I’ve gone one step farther in my 13th novel, “Goldberg Variations.” My primary character is a chic, witty and profoundly nasty tycoon. She has a kingdom to bequeath to one of her three grandchildren, but she’s alienated them all. The book is a comic inversion of “King Lear”; none of Gloria Goldberg-turned-Garrison’s grandchildren want her kingdom. I decided to raise the possibility of a reconciliation after years of distance, yet I wasn’t sure if Gloria wanted or was capable of an apology. But as part of the story, I needed to have the Goldbergs in the book, three Jews and a Catholic, find a path they might take to return to each other.

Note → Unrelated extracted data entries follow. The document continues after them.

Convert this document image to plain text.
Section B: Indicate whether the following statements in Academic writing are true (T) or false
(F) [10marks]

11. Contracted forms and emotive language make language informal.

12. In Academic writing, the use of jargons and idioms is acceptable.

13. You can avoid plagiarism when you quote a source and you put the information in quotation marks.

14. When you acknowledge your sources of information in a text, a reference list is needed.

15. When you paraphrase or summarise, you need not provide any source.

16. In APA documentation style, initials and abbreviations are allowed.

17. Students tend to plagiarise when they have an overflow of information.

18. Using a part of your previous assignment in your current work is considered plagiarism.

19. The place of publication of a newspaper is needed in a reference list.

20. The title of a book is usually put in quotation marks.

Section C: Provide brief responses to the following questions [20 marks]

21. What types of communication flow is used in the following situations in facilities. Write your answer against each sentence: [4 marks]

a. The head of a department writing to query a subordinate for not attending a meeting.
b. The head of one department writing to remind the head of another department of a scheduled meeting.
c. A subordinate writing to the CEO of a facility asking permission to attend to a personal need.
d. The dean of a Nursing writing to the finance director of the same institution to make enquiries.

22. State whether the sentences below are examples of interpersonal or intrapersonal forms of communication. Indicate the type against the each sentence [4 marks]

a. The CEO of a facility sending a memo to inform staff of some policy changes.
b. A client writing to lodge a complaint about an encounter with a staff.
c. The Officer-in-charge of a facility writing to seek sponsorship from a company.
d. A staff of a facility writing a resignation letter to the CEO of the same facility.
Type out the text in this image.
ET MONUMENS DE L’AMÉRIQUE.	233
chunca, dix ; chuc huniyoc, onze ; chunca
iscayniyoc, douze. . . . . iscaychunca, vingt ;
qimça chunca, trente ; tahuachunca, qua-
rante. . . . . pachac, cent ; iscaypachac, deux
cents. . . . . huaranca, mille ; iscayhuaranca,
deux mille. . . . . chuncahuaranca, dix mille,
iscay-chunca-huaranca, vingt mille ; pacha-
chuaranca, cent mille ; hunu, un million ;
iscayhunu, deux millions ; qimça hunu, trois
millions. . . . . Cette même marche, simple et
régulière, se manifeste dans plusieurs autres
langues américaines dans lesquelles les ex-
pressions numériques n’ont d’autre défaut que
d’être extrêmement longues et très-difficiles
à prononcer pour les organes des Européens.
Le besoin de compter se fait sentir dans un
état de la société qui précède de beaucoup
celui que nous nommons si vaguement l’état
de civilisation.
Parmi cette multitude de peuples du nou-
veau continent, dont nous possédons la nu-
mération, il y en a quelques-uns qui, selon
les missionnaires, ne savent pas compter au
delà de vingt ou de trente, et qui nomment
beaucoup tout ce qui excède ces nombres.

I recalled a really good sermon I’d heard a couple of Rosh Hashanahs earlier, about teshuvah, about how, besides atoning to God for whatever wrongs you’ve committed, you also need to square things with the people you’ve hurt. I decided not to just use it metaphorically but to write about it. The more research I did, the richer the possibilities became for my characters. What I’d thought about in only the most casual way had been explored and debated for centuries. Who knew?

Now I do. For those of us who come late to the game, it pays to play catch-up. We come from a culture of ideas and conflict, ethical arguments and moral choices. What we are is the very stuff of fiction.

Susan Isaacs’s latest novel is “Goldberg Variations” (Simon & Schuster, 2012).